The drug problem has now become an AIDS problem. Officially, Russia has 520,000 registered HIV-positive people. The UN and local NGOs say there are probably closer to a million, maybe even more. HIV/AIDS has spread rapidly over the past decade, especially among drug users who regularly share dirty needles. The government estimates around a third of all drug users in Russia are HIV-positive; and international and Russian health experts worry the disease is beginning to spread to the general population through heterosexual sex.
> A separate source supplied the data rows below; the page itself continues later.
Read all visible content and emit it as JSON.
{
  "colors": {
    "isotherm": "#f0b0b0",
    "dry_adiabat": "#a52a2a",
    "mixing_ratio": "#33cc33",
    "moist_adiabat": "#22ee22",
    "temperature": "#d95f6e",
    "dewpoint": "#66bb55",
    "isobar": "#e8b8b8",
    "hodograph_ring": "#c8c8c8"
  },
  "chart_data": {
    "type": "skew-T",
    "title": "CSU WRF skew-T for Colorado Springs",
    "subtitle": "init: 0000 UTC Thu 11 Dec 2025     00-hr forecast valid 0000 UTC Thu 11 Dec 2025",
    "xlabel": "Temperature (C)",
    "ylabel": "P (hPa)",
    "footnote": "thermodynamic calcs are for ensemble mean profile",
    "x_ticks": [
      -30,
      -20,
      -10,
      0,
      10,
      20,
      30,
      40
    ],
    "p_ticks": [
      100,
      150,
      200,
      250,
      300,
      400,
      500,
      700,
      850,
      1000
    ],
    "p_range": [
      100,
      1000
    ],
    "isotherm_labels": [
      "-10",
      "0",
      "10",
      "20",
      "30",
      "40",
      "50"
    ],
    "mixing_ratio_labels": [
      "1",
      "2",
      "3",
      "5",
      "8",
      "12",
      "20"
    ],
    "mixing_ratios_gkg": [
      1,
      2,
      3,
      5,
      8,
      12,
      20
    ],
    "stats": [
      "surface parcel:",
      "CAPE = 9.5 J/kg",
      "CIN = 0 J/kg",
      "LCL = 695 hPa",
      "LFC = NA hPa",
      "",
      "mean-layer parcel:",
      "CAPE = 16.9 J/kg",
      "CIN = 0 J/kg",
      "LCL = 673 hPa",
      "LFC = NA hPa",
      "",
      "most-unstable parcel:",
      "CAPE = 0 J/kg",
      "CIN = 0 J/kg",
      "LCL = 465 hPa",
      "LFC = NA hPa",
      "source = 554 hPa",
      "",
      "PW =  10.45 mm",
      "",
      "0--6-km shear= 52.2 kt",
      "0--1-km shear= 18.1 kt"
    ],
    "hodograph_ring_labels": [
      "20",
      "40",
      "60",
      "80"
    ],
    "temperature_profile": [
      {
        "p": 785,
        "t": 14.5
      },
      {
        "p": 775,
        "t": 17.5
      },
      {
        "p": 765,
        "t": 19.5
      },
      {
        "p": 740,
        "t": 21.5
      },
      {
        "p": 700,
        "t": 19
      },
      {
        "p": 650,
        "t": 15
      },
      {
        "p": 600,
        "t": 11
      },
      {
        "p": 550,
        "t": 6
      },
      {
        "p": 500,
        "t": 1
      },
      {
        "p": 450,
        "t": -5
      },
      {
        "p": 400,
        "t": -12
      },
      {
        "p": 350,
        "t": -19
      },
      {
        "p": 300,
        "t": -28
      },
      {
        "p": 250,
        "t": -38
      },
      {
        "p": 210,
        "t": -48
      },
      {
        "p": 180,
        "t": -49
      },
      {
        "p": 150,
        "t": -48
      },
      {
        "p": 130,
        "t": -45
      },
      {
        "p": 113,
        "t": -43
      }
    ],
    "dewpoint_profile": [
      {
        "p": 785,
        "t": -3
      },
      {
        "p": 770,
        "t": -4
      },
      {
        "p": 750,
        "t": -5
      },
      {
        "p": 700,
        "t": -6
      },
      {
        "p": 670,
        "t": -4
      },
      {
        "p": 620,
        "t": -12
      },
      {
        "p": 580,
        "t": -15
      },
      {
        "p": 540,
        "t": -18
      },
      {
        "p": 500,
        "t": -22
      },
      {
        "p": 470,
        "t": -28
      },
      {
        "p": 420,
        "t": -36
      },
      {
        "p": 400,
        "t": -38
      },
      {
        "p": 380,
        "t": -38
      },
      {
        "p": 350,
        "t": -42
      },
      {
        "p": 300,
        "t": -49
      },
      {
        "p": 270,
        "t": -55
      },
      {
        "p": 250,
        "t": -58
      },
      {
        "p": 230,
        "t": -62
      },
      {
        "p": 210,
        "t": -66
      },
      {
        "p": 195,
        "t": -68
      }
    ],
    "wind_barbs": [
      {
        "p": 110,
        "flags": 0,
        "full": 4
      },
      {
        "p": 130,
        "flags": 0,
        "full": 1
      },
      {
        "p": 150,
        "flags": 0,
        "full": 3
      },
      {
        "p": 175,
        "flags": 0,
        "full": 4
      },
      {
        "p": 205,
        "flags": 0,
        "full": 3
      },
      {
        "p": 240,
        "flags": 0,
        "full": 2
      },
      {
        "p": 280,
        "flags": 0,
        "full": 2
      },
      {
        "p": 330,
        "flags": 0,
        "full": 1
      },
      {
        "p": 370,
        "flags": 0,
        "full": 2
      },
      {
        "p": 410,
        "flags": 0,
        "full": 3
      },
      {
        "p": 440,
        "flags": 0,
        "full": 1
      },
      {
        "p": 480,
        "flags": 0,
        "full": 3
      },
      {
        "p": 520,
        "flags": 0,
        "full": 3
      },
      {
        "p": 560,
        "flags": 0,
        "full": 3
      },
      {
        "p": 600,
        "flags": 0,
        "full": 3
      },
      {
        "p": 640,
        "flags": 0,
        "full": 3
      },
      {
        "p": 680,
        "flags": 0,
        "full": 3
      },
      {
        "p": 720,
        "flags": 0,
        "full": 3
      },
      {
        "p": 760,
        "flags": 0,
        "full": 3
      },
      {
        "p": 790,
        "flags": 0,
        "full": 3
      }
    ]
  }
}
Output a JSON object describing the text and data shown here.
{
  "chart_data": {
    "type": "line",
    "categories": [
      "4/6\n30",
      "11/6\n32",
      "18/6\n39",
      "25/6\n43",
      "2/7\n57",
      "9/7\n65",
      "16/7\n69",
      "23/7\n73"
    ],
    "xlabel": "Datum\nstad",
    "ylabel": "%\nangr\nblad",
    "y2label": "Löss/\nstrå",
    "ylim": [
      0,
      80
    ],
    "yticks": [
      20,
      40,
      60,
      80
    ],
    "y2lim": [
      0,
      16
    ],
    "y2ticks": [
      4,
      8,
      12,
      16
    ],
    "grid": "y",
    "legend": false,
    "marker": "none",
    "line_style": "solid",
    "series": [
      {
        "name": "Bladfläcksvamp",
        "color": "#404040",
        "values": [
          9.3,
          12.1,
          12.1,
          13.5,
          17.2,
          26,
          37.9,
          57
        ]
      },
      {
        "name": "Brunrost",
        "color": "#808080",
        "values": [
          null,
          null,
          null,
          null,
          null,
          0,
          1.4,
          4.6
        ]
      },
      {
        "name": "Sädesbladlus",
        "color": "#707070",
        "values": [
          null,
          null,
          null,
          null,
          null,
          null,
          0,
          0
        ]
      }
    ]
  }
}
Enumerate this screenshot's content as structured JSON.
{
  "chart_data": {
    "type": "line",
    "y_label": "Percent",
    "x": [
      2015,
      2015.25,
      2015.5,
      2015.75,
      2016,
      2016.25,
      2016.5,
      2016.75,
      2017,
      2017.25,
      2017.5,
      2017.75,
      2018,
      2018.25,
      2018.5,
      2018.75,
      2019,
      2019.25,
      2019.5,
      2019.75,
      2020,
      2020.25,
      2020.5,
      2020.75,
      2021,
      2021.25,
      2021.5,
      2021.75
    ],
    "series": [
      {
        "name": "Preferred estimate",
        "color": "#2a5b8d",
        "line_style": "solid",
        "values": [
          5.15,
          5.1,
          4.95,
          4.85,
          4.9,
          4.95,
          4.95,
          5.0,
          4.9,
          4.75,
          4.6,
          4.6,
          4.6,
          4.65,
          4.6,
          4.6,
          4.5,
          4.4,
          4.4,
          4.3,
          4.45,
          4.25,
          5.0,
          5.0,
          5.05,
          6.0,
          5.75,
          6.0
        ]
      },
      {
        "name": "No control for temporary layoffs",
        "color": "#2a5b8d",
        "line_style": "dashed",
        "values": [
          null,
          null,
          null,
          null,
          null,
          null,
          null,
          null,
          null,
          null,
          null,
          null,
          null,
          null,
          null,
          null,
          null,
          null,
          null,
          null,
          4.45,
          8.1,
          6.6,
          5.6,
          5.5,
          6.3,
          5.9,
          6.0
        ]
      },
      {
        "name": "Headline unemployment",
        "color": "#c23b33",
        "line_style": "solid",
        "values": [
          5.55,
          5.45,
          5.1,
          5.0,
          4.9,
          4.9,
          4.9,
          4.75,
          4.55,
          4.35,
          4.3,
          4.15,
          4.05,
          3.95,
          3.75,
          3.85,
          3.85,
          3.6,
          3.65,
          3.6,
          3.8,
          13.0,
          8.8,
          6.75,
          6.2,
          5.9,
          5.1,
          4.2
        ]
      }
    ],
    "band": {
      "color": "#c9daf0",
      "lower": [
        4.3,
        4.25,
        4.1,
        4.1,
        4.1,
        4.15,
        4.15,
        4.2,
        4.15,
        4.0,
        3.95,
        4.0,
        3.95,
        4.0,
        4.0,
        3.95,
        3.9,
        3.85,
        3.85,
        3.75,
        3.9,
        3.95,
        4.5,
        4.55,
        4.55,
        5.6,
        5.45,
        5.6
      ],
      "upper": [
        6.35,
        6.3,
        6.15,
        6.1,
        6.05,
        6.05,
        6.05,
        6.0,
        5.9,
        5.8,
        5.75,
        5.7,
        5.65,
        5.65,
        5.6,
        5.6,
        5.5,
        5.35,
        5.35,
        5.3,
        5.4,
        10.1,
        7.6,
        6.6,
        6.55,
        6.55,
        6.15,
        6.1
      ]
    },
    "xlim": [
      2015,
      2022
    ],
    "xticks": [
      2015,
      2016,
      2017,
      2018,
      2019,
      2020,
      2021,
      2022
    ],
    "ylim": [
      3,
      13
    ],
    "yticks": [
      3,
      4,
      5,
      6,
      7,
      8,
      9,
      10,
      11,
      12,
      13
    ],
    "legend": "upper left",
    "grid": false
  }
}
The biggest problem, say health experts, is the government’s refusal to address Russia’s drug addiction. The lack of official intervention is remarkable. There are currently just 70 needle exchange and distribution programs in Russia, reaching a mere 7 percent of heroin addicts according to the London-based International Harm Reduction Association (IHRA). In terms of needle exchanges, “Russia is not even scratching the surface,” says Rick Lines, executive director of the IHRA.

All the programs are run with foreign funding. Government support: nil. It’s not as if the government is powerless. In the one area of the HIV/AIDS epidemic where it is active - mother-to-child transmission - it has reduced transmission rates to almost zero.

HIGHWAY AIDS TEST

In the face of government inaction, grassroots groups have mushroomed across the country.

Outside Tver, Yuri Suring parks his beat-up black Toyota at a truck stop along the Moscow-Saint Petersburg highway every night. There, between 7 pm and 4 am, he surreptitiously doles out clean needles and condoms to prostitutes, many of whom work to support their drug addictions. “If I were not here, where would these girls go? Who would help them? No one,” Surin says as a trio of prostitutes in knee-high boots and bomber jackets approaches the car.

Surin’s organization, We And AIDS, consists of himself, a second outreach worker and a driver. The supplies he hands out every night and the kits he uses to test women come, he says, from sympathetic doctors and western groups who want to help.

On a cold night in November, 20-year-old prostitute Olga slips into Surin’s car for an AIDS test. Surin rubs a two-inch indicator on her gums and inserts it into a small plastic tray while Olga nervously smokes a cigarette and shakes her black-bobbed head from side to side in anger at her fate, her gold leaf-shaped earrings swaying.

After studying the result - negative - the prostitute flings the indicator out of the car window and then hops across the gravel into a truck cabin where customers - two large middle-aged truckers - are waiting.